Phone Matcher

Inspiration

The ubiquitousness of smartphones, has also brought with it, the inability for a user to use his/her phone for an entire day, because battery technology has far lagged all other smartphone technology. This makes most modern smartphones unreliable. An average user's usage of smartphones, in terms of app usage, location, WiFi and mobile data parameters, remains fairly static. In such a scenario, we wondered, was it possible that some phones would work better than others to perform, the same tasks a user requires it for day after day.

What it does

Using M2Catalyst's huge knowledge base, our program learns models to fit usage log characteristics to device energy usage for those characteristics. Using these models, for any user who wants to know the best phone (device) for his characteristics across all apps used by him, our program will be able to recommend the best phone for someone with his usage characteristics (in terms of battery or energy).

How we built it

For every device type, and for every app version, we pooled user logs across all users and timestamps to look at features including CPU usage, run time, mobile data usage and memory used. For every device and app version combination, we fit a linear regression model to take in these features and estimate the energy or battery used.

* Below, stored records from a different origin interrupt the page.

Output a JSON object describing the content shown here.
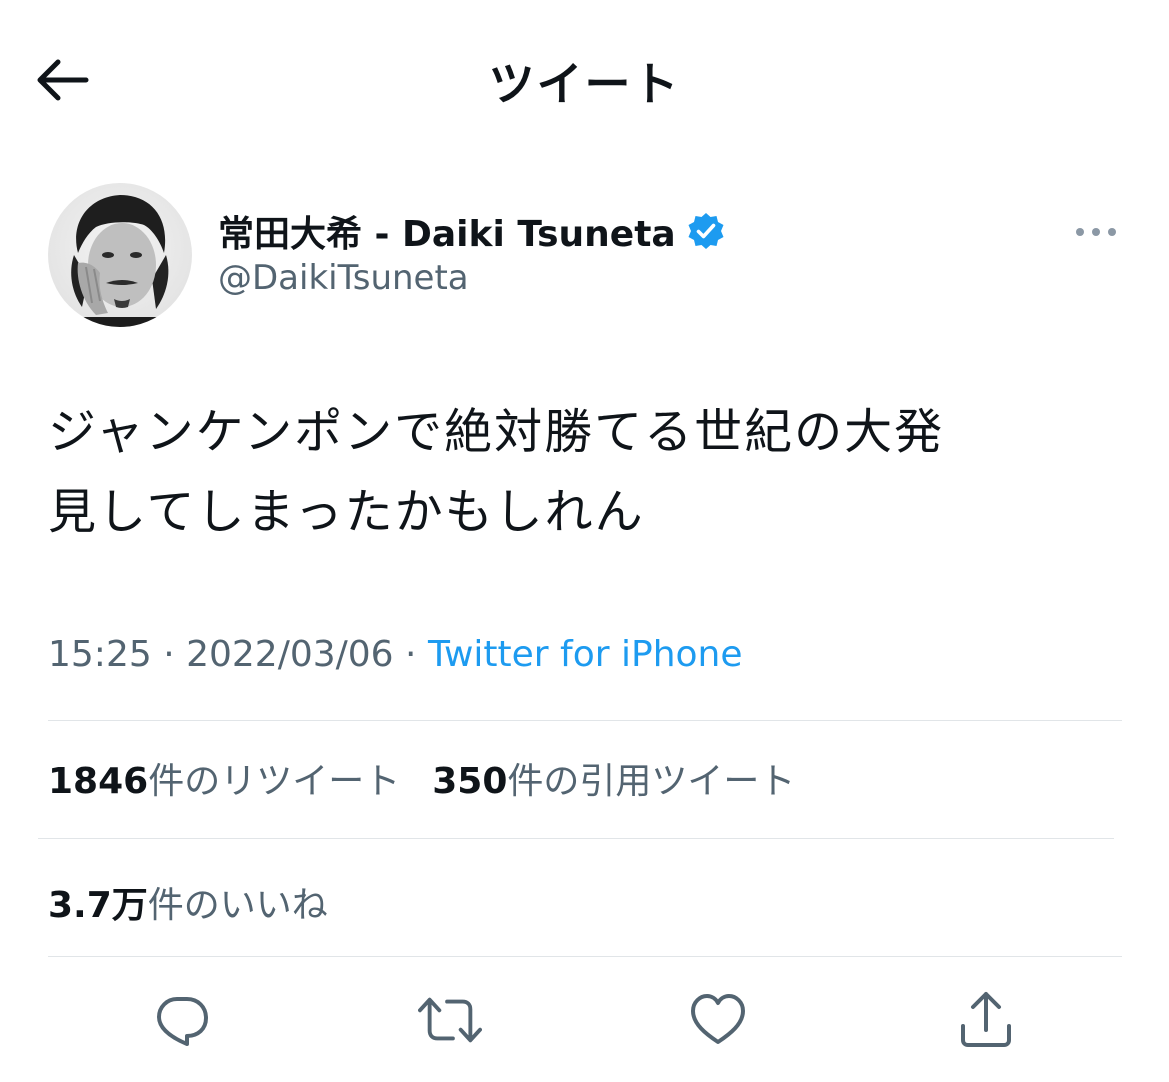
{
  "header": {
    "title": "ツイート"
  },
  "author": {
    "display_name": "常田大希 - Daiki Tsuneta",
    "handle": "@DaikiTsuneta",
    "verified": true
  },
  "tweet": {
    "text_line1": "ジャンケンポンで絶対勝てる世紀の大発",
    "text_line2": "見してしまったかもしれん"
  },
  "meta": {
    "time": "15:25",
    "separator1": " · ",
    "date": "2022/03/06",
    "separator2": " · ",
    "source": "Twitter for iPhone"
  },
  "stats": {
    "retweets_count": "1846",
    "retweets_label": "件のリツイート",
    "quotes_count": "350",
    "quotes_label": "件の引用ツイート",
    "likes_count": "3.7万",
    "likes_label": "件のいいね"
  },
  "icons": {
    "back": "arrow-left-icon",
    "more": "more-horizontal-icon",
    "verified": "verified-badge-icon",
    "reply": "reply-icon",
    "retweet": "retweet-icon",
    "like": "heart-icon",
    "share": "share-icon"
  },
  "colors": {
    "accent": "#1d9bf0",
    "secondary_text": "#536471",
    "icon_gray": "#536471",
    "divider": "#e1e5e8"
  }
}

Once we have these black box models for every device type and app combination, we can take a particular user's timestamped logs and estimate the total energy footprints across all the device types. We then rank the devices in ascending order of total energy usage. The intuition is that these models will be able to estimate what is the total battery used by a user having certain app usage characteristics if he/she had been using a particular device. Since a user's characteristics don't change from device to device, the device which gives the optimal energy usage will be the best for that particular user.

Challenges we ran into

Handling the sheer amount log data - in order, to parse and obtain the features that we are using to build the models. This was a fairly obvious challenge for us, to be able to parse, and mine the features we were looking for.
Finding the most efficient serialization of feature data, so we could exchange information, and run model building scripts. A shoutout to MessagePack!
Malformed CSVs, in M2C's dataset led to some loss in training data and features. We had to drop out applications like Twitter, merely because, there was a ',' somewhere in there which was throwing off our CSV parsers.

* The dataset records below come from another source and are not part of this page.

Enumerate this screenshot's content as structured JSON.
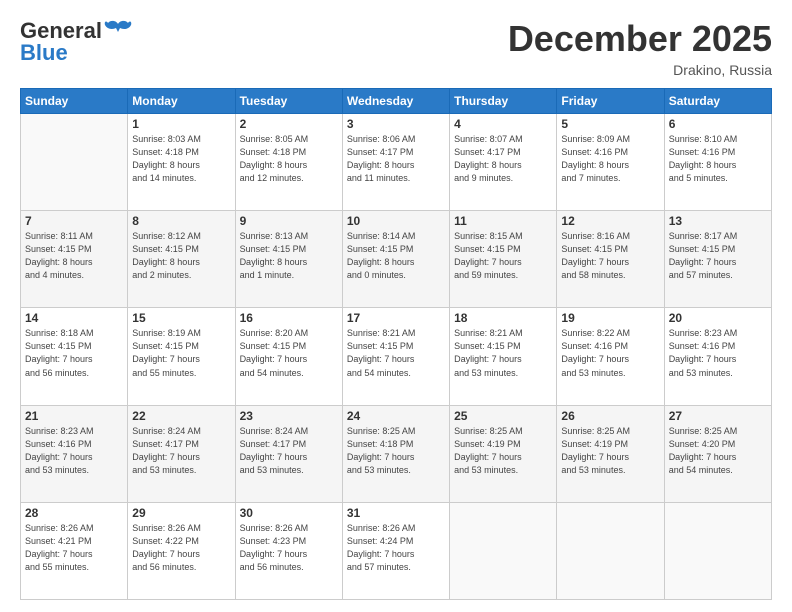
{
  "header": {
    "logo_general": "General",
    "logo_blue": "Blue",
    "month_title": "December 2025",
    "location": "Drakino, Russia"
  },
  "weekdays": [
    "Sunday",
    "Monday",
    "Tuesday",
    "Wednesday",
    "Thursday",
    "Friday",
    "Saturday"
  ],
  "weeks": [
    [
      {
        "day": "",
        "info": ""
      },
      {
        "day": "1",
        "info": "Sunrise: 8:03 AM\nSunset: 4:18 PM\nDaylight: 8 hours\nand 14 minutes."
      },
      {
        "day": "2",
        "info": "Sunrise: 8:05 AM\nSunset: 4:18 PM\nDaylight: 8 hours\nand 12 minutes."
      },
      {
        "day": "3",
        "info": "Sunrise: 8:06 AM\nSunset: 4:17 PM\nDaylight: 8 hours\nand 11 minutes."
      },
      {
        "day": "4",
        "info": "Sunrise: 8:07 AM\nSunset: 4:17 PM\nDaylight: 8 hours\nand 9 minutes."
      },
      {
        "day": "5",
        "info": "Sunrise: 8:09 AM\nSunset: 4:16 PM\nDaylight: 8 hours\nand 7 minutes."
      },
      {
        "day": "6",
        "info": "Sunrise: 8:10 AM\nSunset: 4:16 PM\nDaylight: 8 hours\nand 5 minutes."
      }
    ],
    [
      {
        "day": "7",
        "info": "Sunrise: 8:11 AM\nSunset: 4:15 PM\nDaylight: 8 hours\nand 4 minutes."
      },
      {
        "day": "8",
        "info": "Sunrise: 8:12 AM\nSunset: 4:15 PM\nDaylight: 8 hours\nand 2 minutes."
      },
      {
        "day": "9",
        "info": "Sunrise: 8:13 AM\nSunset: 4:15 PM\nDaylight: 8 hours\nand 1 minute."
      },
      {
        "day": "10",
        "info": "Sunrise: 8:14 AM\nSunset: 4:15 PM\nDaylight: 8 hours\nand 0 minutes."
      },
      {
        "day": "11",
        "info": "Sunrise: 8:15 AM\nSunset: 4:15 PM\nDaylight: 7 hours\nand 59 minutes."
      },
      {
        "day": "12",
        "info": "Sunrise: 8:16 AM\nSunset: 4:15 PM\nDaylight: 7 hours\nand 58 minutes."
      },
      {
        "day": "13",
        "info": "Sunrise: 8:17 AM\nSunset: 4:15 PM\nDaylight: 7 hours\nand 57 minutes."
      }
    ],
    [
      {
        "day": "14",
        "info": "Sunrise: 8:18 AM\nSunset: 4:15 PM\nDaylight: 7 hours\nand 56 minutes."
      },
      {
        "day": "15",
        "info": "Sunrise: 8:19 AM\nSunset: 4:15 PM\nDaylight: 7 hours\nand 55 minutes."
      },
      {
        "day": "16",
        "info": "Sunrise: 8:20 AM\nSunset: 4:15 PM\nDaylight: 7 hours\nand 54 minutes."
      },
      {
        "day": "17",
        "info": "Sunrise: 8:21 AM\nSunset: 4:15 PM\nDaylight: 7 hours\nand 54 minutes."
      },
      {
        "day": "18",
        "info": "Sunrise: 8:21 AM\nSunset: 4:15 PM\nDaylight: 7 hours\nand 53 minutes."
      },
      {
        "day": "19",
        "info": "Sunrise: 8:22 AM\nSunset: 4:16 PM\nDaylight: 7 hours\nand 53 minutes."
      },
      {
        "day": "20",
        "info": "Sunrise: 8:23 AM\nSunset: 4:16 PM\nDaylight: 7 hours\nand 53 minutes."
      }
    ],
    [
      {
        "day": "21",
        "info": "Sunrise: 8:23 AM\nSunset: 4:16 PM\nDaylight: 7 hours\nand 53 minutes."
      },
      {
        "day": "22",
        "info": "Sunrise: 8:24 AM\nSunset: 4:17 PM\nDaylight: 7 hours\nand 53 minutes."
      },
      {
        "day": "23",
        "info": "Sunrise: 8:24 AM\nSunset: 4:17 PM\nDaylight: 7 hours\nand 53 minutes."
      },
      {
        "day": "24",
        "info": "Sunrise: 8:25 AM\nSunset: 4:18 PM\nDaylight: 7 hours\nand 53 minutes."
      },
      {
        "day": "25",
        "info": "Sunrise: 8:25 AM\nSunset: 4:19 PM\nDaylight: 7 hours\nand 53 minutes."
      },
      {
        "day": "26",
        "info": "Sunrise: 8:25 AM\nSunset: 4:19 PM\nDaylight: 7 hours\nand 53 minutes."
      },
      {
        "day": "27",
        "info": "Sunrise: 8:25 AM\nSunset: 4:20 PM\nDaylight: 7 hours\nand 54 minutes."
      }
    ],
    [
      {
        "day": "28",
        "info": "Sunrise: 8:26 AM\nSunset: 4:21 PM\nDaylight: 7 hours\nand 55 minutes."
      },
      {
        "day": "29",
        "info": "Sunrise: 8:26 AM\nSunset: 4:22 PM\nDaylight: 7 hours\nand 56 minutes."
      },
      {
        "day": "30",
        "info": "Sunrise: 8:26 AM\nSunset: 4:23 PM\nDaylight: 7 hours\nand 56 minutes."
      },
      {
        "day": "31",
        "info": "Sunrise: 8:26 AM\nSunset: 4:24 PM\nDaylight: 7 hours\nand 57 minutes."
      },
      {
        "day": "",
        "info": ""
      },
      {
        "day": "",
        "info": ""
      },
      {
        "day": "",
        "info": ""
      }
    ]
  ]
}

Accomplishments that we're proud of

Our hunch, that we could model the coupling of device and application usage in terms of phone battery metrics, actually held.
That we got somewhere, in terms of this entire enterprise.

What we learned

That MessagePack is like the best serializer ever!
We learned some nifty ways to handle such large amounts of data. Seeing as this was our first ever data hack, that is probably the most useful thing we learnt.

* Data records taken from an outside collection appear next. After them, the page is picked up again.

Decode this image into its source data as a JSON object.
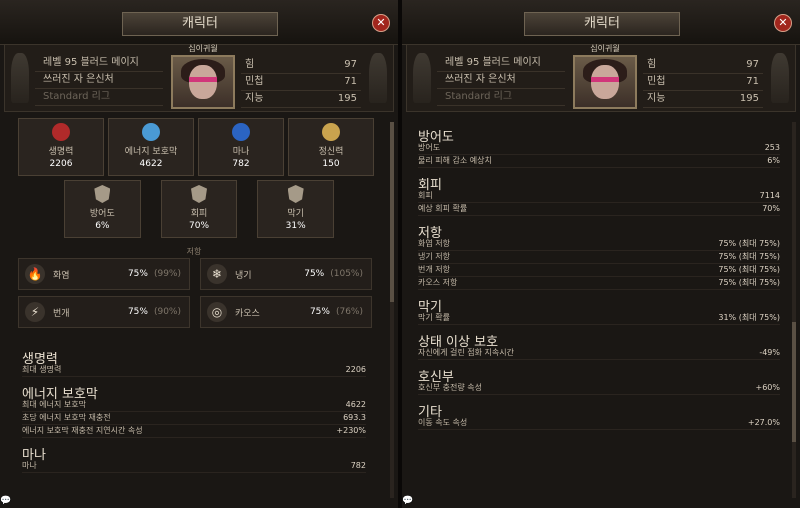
{
  "window_title": "캐릭터",
  "portrait_title": "십이귀월",
  "char": {
    "level_class": "레벨 95 블러드 메이지",
    "title": "쓰러진 자 은신처",
    "league": "Standard 리그"
  },
  "attributes": [
    {
      "name": "힘",
      "value": "97"
    },
    {
      "name": "민첩",
      "value": "71"
    },
    {
      "name": "지능",
      "value": "195"
    }
  ],
  "stat_boxes": [
    {
      "label": "생명력",
      "value": "2206",
      "color": "#b02a2a"
    },
    {
      "label": "에너지 보호막",
      "value": "4622",
      "color": "#4a9ad4"
    },
    {
      "label": "마나",
      "value": "782",
      "color": "#2b64c2"
    },
    {
      "label": "정신력",
      "value": "150",
      "color": "#c9a34e"
    }
  ],
  "defence_boxes": [
    {
      "label": "방어도",
      "value": "6%"
    },
    {
      "label": "회피",
      "value": "70%"
    },
    {
      "label": "막기",
      "value": "31%"
    }
  ],
  "resistance_title": "저항",
  "resistances": [
    {
      "icon": "🔥",
      "name": "화염",
      "value": "75%",
      "max": "(99%)"
    },
    {
      "icon": "❄",
      "name": "냉기",
      "value": "75%",
      "max": "(105%)"
    },
    {
      "icon": "⚡",
      "name": "번개",
      "value": "75%",
      "max": "(90%)"
    },
    {
      "icon": "◎",
      "name": "카오스",
      "value": "75%",
      "max": "(76%)"
    }
  ],
  "left_sections": [
    {
      "title": "생명력",
      "rows": [
        {
          "label": "최대 생명력",
          "value": "2206"
        }
      ]
    },
    {
      "title": "에너지 보호막",
      "rows": [
        {
          "label": "최대 에너지 보호막",
          "value": "4622"
        },
        {
          "label": "초당 에너지 보호막 재충전",
          "value": "693.3"
        },
        {
          "label": "에너지 보호막 재충전 지연시간 속성",
          "value": "+230%"
        }
      ]
    },
    {
      "title": "마나",
      "rows": [
        {
          "label": "마나",
          "value": "782"
        }
      ]
    }
  ],
  "right_sections": [
    {
      "title": "방어도",
      "rows": [
        {
          "label": "방어도",
          "value": "253"
        },
        {
          "label": "물리 피해 감소 예상치",
          "value": "6%"
        }
      ]
    },
    {
      "title": "회피",
      "rows": [
        {
          "label": "회피",
          "value": "7114"
        },
        {
          "label": "예상 회피 확률",
          "value": "70%"
        }
      ]
    },
    {
      "title": "저항",
      "rows": [
        {
          "label": "화염 저항",
          "value": "75% (최대 75%)"
        },
        {
          "label": "냉기 저항",
          "value": "75% (최대 75%)"
        },
        {
          "label": "번개 저항",
          "value": "75% (최대 75%)"
        },
        {
          "label": "카오스 저항",
          "value": "75% (최대 75%)"
        }
      ]
    },
    {
      "title": "막기",
      "rows": [
        {
          "label": "막기 확률",
          "value": "31% (최대 75%)"
        }
      ]
    },
    {
      "title": "상태 이상 보호",
      "rows": [
        {
          "label": "자신에게 걸린 점화 지속시간",
          "value": "-49%"
        }
      ]
    },
    {
      "title": "호신부",
      "rows": [
        {
          "label": "호신부 충전량 속성",
          "value": "+60%"
        }
      ]
    },
    {
      "title": "기타",
      "rows": [
        {
          "label": "이동 속도 속성",
          "value": "+27.0%"
        }
      ]
    }
  ],
  "close_glyph": "✕",
  "chat_glyph": "💬"
}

What's next for Phone Matcher

Improve delivery of training data, and possibly, clean up and use all of M2Catalyst's log data and build a more comprehensive model.
Build a webapp, platform that lets a user use this model, to get phone suggestions.
Revisit, the models, to find insight about how some phone manufacturers perform as compared to others, for some forms of usage. This could be useful information about what improvements can be scoped for some phones.
Explore more advanced models than linear regression to estimate energy usage and perform feature engineering.